By contrast, developing markets tend to employ a lot of people doing manual tasks that would be automated in the United States (or Germany, Japan, etc.). A Foxconn assembly factory is far from high-tech; it's usually a long line of people in matching uniforms using tweezers to put parts together.

Sources, among many: http://www.marketwatch.com/story/us-manufacturing-dead-outpu...

2 comments

I hate this counterpoint quite a bit. It's vastly different in terms of employment and who is able to be employed selling 1,000,000 widgets for $10 or 1 widget for $1 million dollars.

It's simply not interesting to me to know we've increased the total dollar amount of production - largely based around extremely large ticket items to the detriment of everything else. This is even without getting into the fact rent-seeking is much more profitable the larger the deals get. A single 737 sold for $50M is not equivalent to $50M spread around 10 small manufacturing suppliers building tens of thousands of devices. I would argue anyone saying otherwise is missing the forest through the trees.

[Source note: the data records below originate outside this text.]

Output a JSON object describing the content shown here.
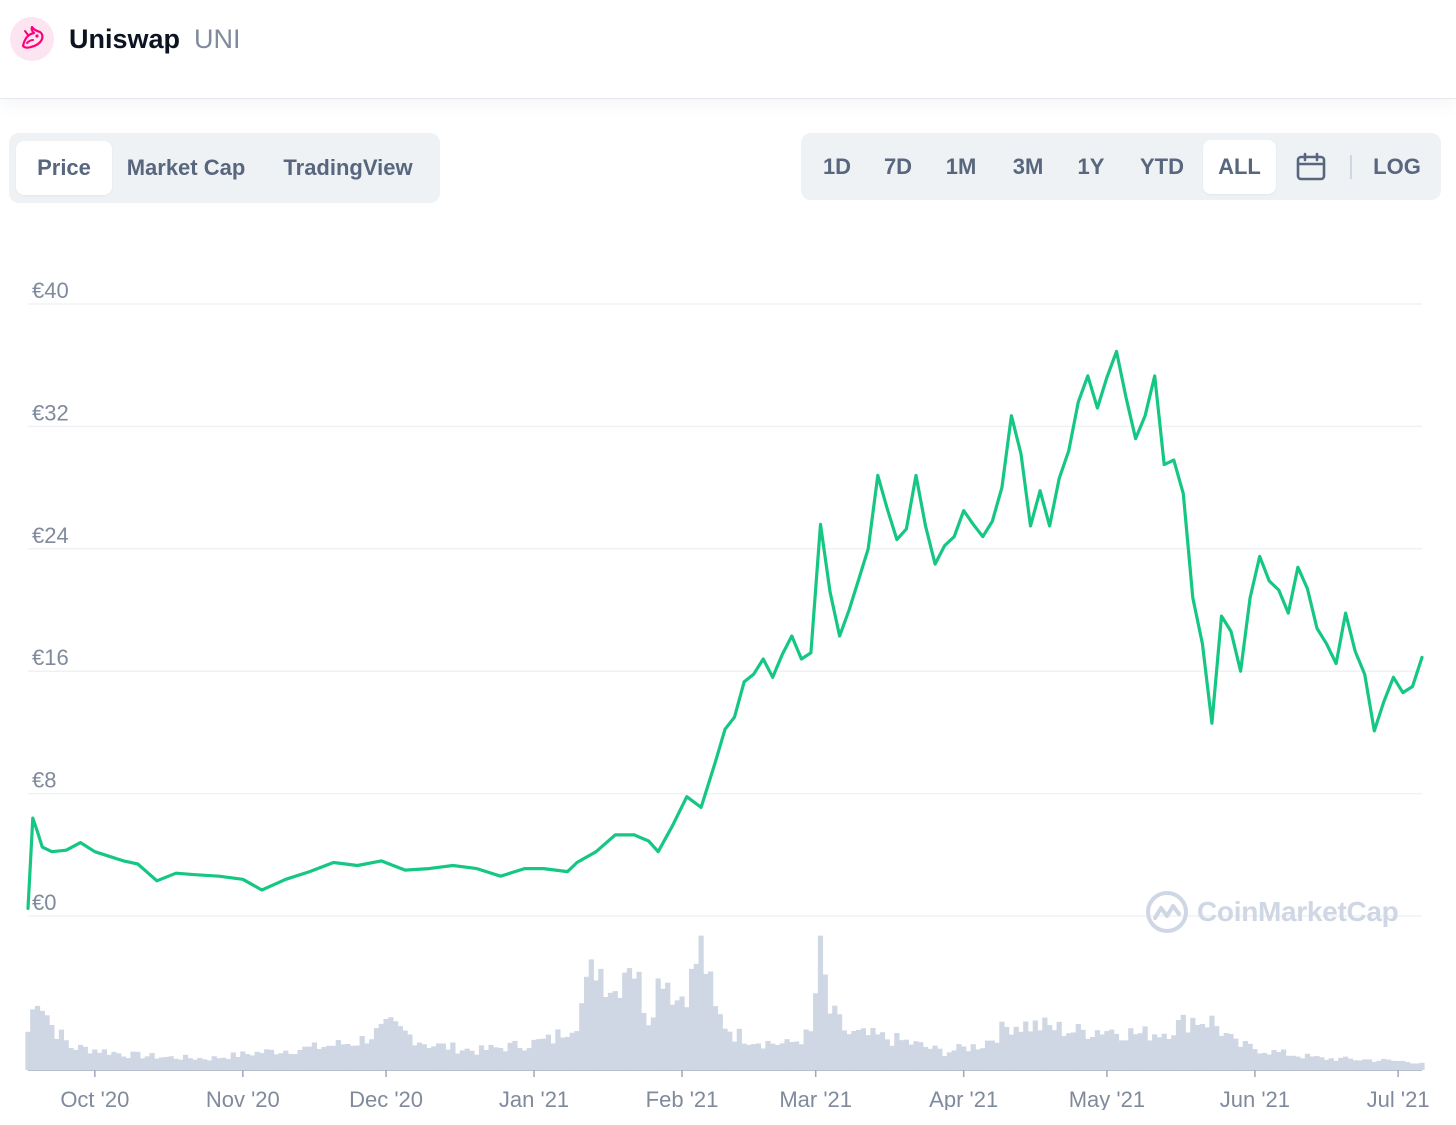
{
  "header": {
    "name": "Uniswap",
    "symbol": "UNI"
  },
  "view_tabs": [
    {
      "label": "Price",
      "active": true
    },
    {
      "label": "Market Cap",
      "active": false
    },
    {
      "label": "TradingView",
      "active": false
    }
  ],
  "range_tabs": [
    {
      "label": "1D",
      "active": false
    },
    {
      "label": "7D",
      "active": false
    },
    {
      "label": "1M",
      "active": false
    },
    {
      "label": "3M",
      "active": false
    },
    {
      "label": "1Y",
      "active": false
    },
    {
      "label": "YTD",
      "active": false
    },
    {
      "label": "ALL",
      "active": true
    }
  ],
  "scale_toggle": "LOG",
  "watermark": "CoinMarketCap",
  "colors": {
    "price_line": "#16c784",
    "volume_fill": "#cfd6e4",
    "logo_accent": "#ff007a"
  },
  "chart_data": {
    "type": "line",
    "title": "",
    "xlabel": "",
    "ylabel": "",
    "ylim": [
      0,
      40
    ],
    "y_ticks": [
      "€0",
      "€8",
      "€16",
      "€24",
      "€32",
      "€40"
    ],
    "x_ticks": [
      {
        "label": "Oct '20",
        "date": "2020-10-01"
      },
      {
        "label": "Nov '20",
        "date": "2020-11-01"
      },
      {
        "label": "Dec '20",
        "date": "2020-12-01"
      },
      {
        "label": "Jan '21",
        "date": "2021-01-01"
      },
      {
        "label": "Feb '21",
        "date": "2021-02-01"
      },
      {
        "label": "Mar '21",
        "date": "2021-03-01"
      },
      {
        "label": "Apr '21",
        "date": "2021-04-01"
      },
      {
        "label": "May '21",
        "date": "2021-05-01"
      },
      {
        "label": "Jun '21",
        "date": "2021-06-01"
      },
      {
        "label": "Jul '21",
        "date": "2021-07-01"
      }
    ],
    "grid": true,
    "series": [
      {
        "values": [
          [
            "2020-09-17",
            0.5
          ],
          [
            "2020-09-18",
            6.4
          ],
          [
            "2020-09-19",
            5.5
          ],
          [
            "2020-09-20",
            4.5
          ],
          [
            "2020-09-22",
            4.2
          ],
          [
            "2020-09-25",
            4.3
          ],
          [
            "2020-09-28",
            4.8
          ],
          [
            "2020-10-01",
            4.2
          ],
          [
            "2020-10-04",
            3.9
          ],
          [
            "2020-10-07",
            3.6
          ],
          [
            "2020-10-10",
            3.4
          ],
          [
            "2020-10-14",
            2.3
          ],
          [
            "2020-10-18",
            2.8
          ],
          [
            "2020-10-22",
            2.7
          ],
          [
            "2020-10-27",
            2.6
          ],
          [
            "2020-11-01",
            2.4
          ],
          [
            "2020-11-05",
            1.7
          ],
          [
            "2020-11-10",
            2.4
          ],
          [
            "2020-11-15",
            2.9
          ],
          [
            "2020-11-20",
            3.5
          ],
          [
            "2020-11-25",
            3.3
          ],
          [
            "2020-11-30",
            3.6
          ],
          [
            "2020-12-05",
            3.0
          ],
          [
            "2020-12-10",
            3.1
          ],
          [
            "2020-12-15",
            3.3
          ],
          [
            "2020-12-20",
            3.1
          ],
          [
            "2020-12-25",
            2.6
          ],
          [
            "2020-12-30",
            3.1
          ],
          [
            "2021-01-03",
            3.1
          ],
          [
            "2021-01-08",
            2.9
          ],
          [
            "2021-01-10",
            3.5
          ],
          [
            "2021-01-14",
            4.2
          ],
          [
            "2021-01-18",
            5.3
          ],
          [
            "2021-01-22",
            5.3
          ],
          [
            "2021-01-25",
            4.9
          ],
          [
            "2021-01-27",
            4.2
          ],
          [
            "2021-01-30",
            5.9
          ],
          [
            "2021-02-02",
            7.8
          ],
          [
            "2021-02-05",
            7.1
          ],
          [
            "2021-02-08",
            10.1
          ],
          [
            "2021-02-10",
            12.2
          ],
          [
            "2021-02-12",
            13.0
          ],
          [
            "2021-02-14",
            15.3
          ],
          [
            "2021-02-16",
            15.8
          ],
          [
            "2021-02-18",
            16.8
          ],
          [
            "2021-02-20",
            15.6
          ],
          [
            "2021-02-22",
            17.1
          ],
          [
            "2021-02-24",
            18.3
          ],
          [
            "2021-02-26",
            16.8
          ],
          [
            "2021-02-28",
            17.2
          ],
          [
            "2021-03-02",
            25.6
          ],
          [
            "2021-03-04",
            21.2
          ],
          [
            "2021-03-06",
            18.3
          ],
          [
            "2021-03-08",
            20.0
          ],
          [
            "2021-03-10",
            22.0
          ],
          [
            "2021-03-12",
            24.0
          ],
          [
            "2021-03-14",
            28.8
          ],
          [
            "2021-03-16",
            26.6
          ],
          [
            "2021-03-18",
            24.6
          ],
          [
            "2021-03-20",
            25.3
          ],
          [
            "2021-03-22",
            28.8
          ],
          [
            "2021-03-24",
            25.5
          ],
          [
            "2021-03-26",
            23.0
          ],
          [
            "2021-03-28",
            24.2
          ],
          [
            "2021-03-30",
            24.8
          ],
          [
            "2021-04-01",
            26.5
          ],
          [
            "2021-04-03",
            25.6
          ],
          [
            "2021-04-05",
            24.8
          ],
          [
            "2021-04-07",
            25.8
          ],
          [
            "2021-04-09",
            28.0
          ],
          [
            "2021-04-11",
            32.7
          ],
          [
            "2021-04-13",
            30.2
          ],
          [
            "2021-04-15",
            25.5
          ],
          [
            "2021-04-17",
            27.8
          ],
          [
            "2021-04-19",
            25.5
          ],
          [
            "2021-04-21",
            28.6
          ],
          [
            "2021-04-23",
            30.4
          ],
          [
            "2021-04-25",
            33.6
          ],
          [
            "2021-04-27",
            35.3
          ],
          [
            "2021-04-29",
            33.2
          ],
          [
            "2021-05-01",
            35.2
          ],
          [
            "2021-05-03",
            36.9
          ],
          [
            "2021-05-05",
            33.9
          ],
          [
            "2021-05-07",
            31.2
          ],
          [
            "2021-05-09",
            32.7
          ],
          [
            "2021-05-11",
            35.3
          ],
          [
            "2021-05-13",
            29.5
          ],
          [
            "2021-05-15",
            29.8
          ],
          [
            "2021-05-17",
            27.6
          ],
          [
            "2021-05-19",
            20.8
          ],
          [
            "2021-05-21",
            17.8
          ],
          [
            "2021-05-23",
            12.6
          ],
          [
            "2021-05-25",
            19.6
          ],
          [
            "2021-05-27",
            18.6
          ],
          [
            "2021-05-29",
            16.0
          ],
          [
            "2021-05-31",
            20.8
          ],
          [
            "2021-06-02",
            23.5
          ],
          [
            "2021-06-04",
            21.9
          ],
          [
            "2021-06-06",
            21.3
          ],
          [
            "2021-06-08",
            19.8
          ],
          [
            "2021-06-10",
            22.8
          ],
          [
            "2021-06-12",
            21.4
          ],
          [
            "2021-06-14",
            18.8
          ],
          [
            "2021-06-16",
            17.8
          ],
          [
            "2021-06-18",
            16.5
          ],
          [
            "2021-06-20",
            19.8
          ],
          [
            "2021-06-22",
            17.3
          ],
          [
            "2021-06-24",
            15.8
          ],
          [
            "2021-06-26",
            12.1
          ],
          [
            "2021-06-28",
            14.0
          ],
          [
            "2021-06-30",
            15.6
          ],
          [
            "2021-07-02",
            14.6
          ],
          [
            "2021-07-04",
            15.0
          ],
          [
            "2021-07-06",
            16.9
          ]
        ]
      }
    ],
    "volume_series": [
      [
        "2020-09-17",
        0.3
      ],
      [
        "2020-09-19",
        0.62
      ],
      [
        "2020-09-22",
        0.35
      ],
      [
        "2020-09-26",
        0.18
      ],
      [
        "2020-10-01",
        0.16
      ],
      [
        "2020-10-08",
        0.12
      ],
      [
        "2020-10-16",
        0.1
      ],
      [
        "2020-10-25",
        0.09
      ],
      [
        "2020-11-05",
        0.14
      ],
      [
        "2020-11-15",
        0.17
      ],
      [
        "2020-11-25",
        0.22
      ],
      [
        "2020-12-02",
        0.34
      ],
      [
        "2020-12-10",
        0.2
      ],
      [
        "2020-12-20",
        0.15
      ],
      [
        "2020-12-30",
        0.2
      ],
      [
        "2021-01-05",
        0.24
      ],
      [
        "2021-01-10",
        0.4
      ],
      [
        "2021-01-14",
        0.85
      ],
      [
        "2021-01-18",
        0.62
      ],
      [
        "2021-01-21",
        0.92
      ],
      [
        "2021-01-25",
        0.42
      ],
      [
        "2021-01-28",
        0.8
      ],
      [
        "2021-01-31",
        0.55
      ],
      [
        "2021-02-03",
        0.7
      ],
      [
        "2021-02-05",
        1.0
      ],
      [
        "2021-02-08",
        0.45
      ],
      [
        "2021-02-12",
        0.28
      ],
      [
        "2021-02-18",
        0.22
      ],
      [
        "2021-02-23",
        0.2
      ],
      [
        "2021-02-28",
        0.28
      ],
      [
        "2021-03-02",
        0.92
      ],
      [
        "2021-03-04",
        0.45
      ],
      [
        "2021-03-08",
        0.28
      ],
      [
        "2021-03-14",
        0.26
      ],
      [
        "2021-03-20",
        0.22
      ],
      [
        "2021-03-28",
        0.14
      ],
      [
        "2021-04-05",
        0.2
      ],
      [
        "2021-04-11",
        0.36
      ],
      [
        "2021-04-18",
        0.34
      ],
      [
        "2021-04-25",
        0.3
      ],
      [
        "2021-05-01",
        0.32
      ],
      [
        "2021-05-08",
        0.28
      ],
      [
        "2021-05-13",
        0.3
      ],
      [
        "2021-05-19",
        0.4
      ],
      [
        "2021-05-23",
        0.38
      ],
      [
        "2021-05-28",
        0.2
      ],
      [
        "2021-06-05",
        0.14
      ],
      [
        "2021-06-15",
        0.09
      ],
      [
        "2021-06-25",
        0.08
      ],
      [
        "2021-07-06",
        0.06
      ]
    ]
  }
}
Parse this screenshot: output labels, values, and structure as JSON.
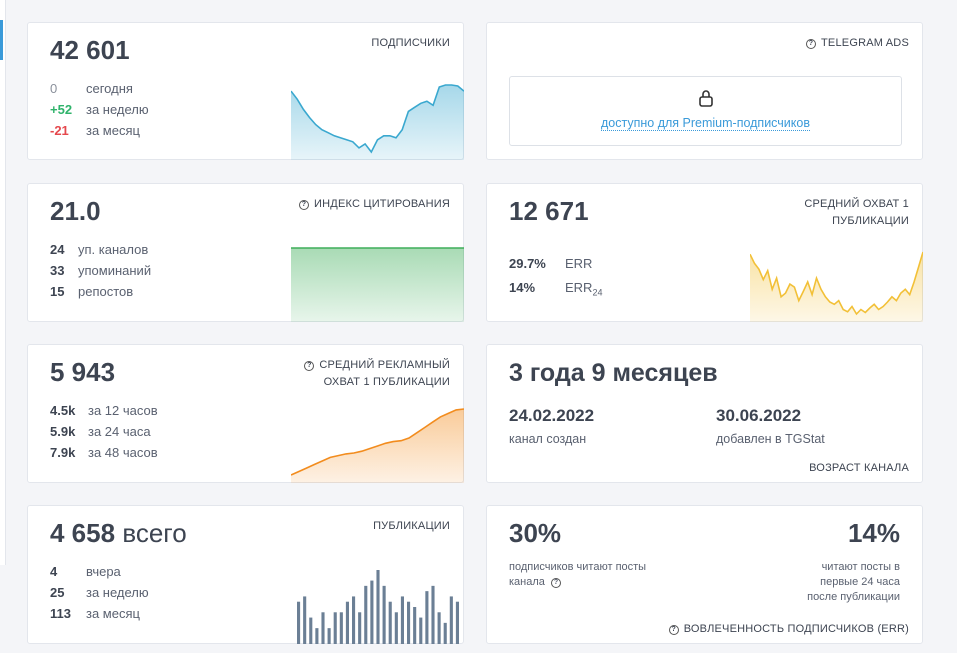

It's in-your-face obvious if you actually try to manufacturer or design/build anything as a small company in the US. The velocity and simple ability to do so is an order of magnitude better in China - where design shops can literally run down the street to have a custom part made for deliver that afternoon. If you are directly competing with anyone from China in such a space - you simply are going to lose. The competitive advantages this gives cannot be overstated - and HN should really understand the network effect here.

Simply put I think manufacturing base is something you either build up, keep, and continue to think is important - or it's something you lose. As you lose that base, you also slowly bleed the design talent that went along with it, as it naturally migrates to where the manufacturing happens. I just don't find it interesting that the US can assemble components made in china into high-margin complex devices. It's simply a matter of time until other economies move up the value chain. And there aren't many places for the US to move even further up - we're already at the top and have completely lost our ability to compete any lower. I would posit this is an extremely dangerous place to be, and if it continues makes the US existing largely at the sufferance of others.

> A single 737 sold for $50M is not equivalent to $50M spread around 10 small manufacturing suppliers building tens of thousands of devices.

Correct - it's many more than 10 suppliers: http://www.b737.org.uk/suppliers.htm

Foxconn is automating heavily. Terry Gou says "Managing one million animals gives me a headache".

It's striking to look at videos of textile plants in Bangladesh. The Toyota jet looms are cranking out cloth at a thousand rows a minute, with few people present. No more hand weaving in the successful shops.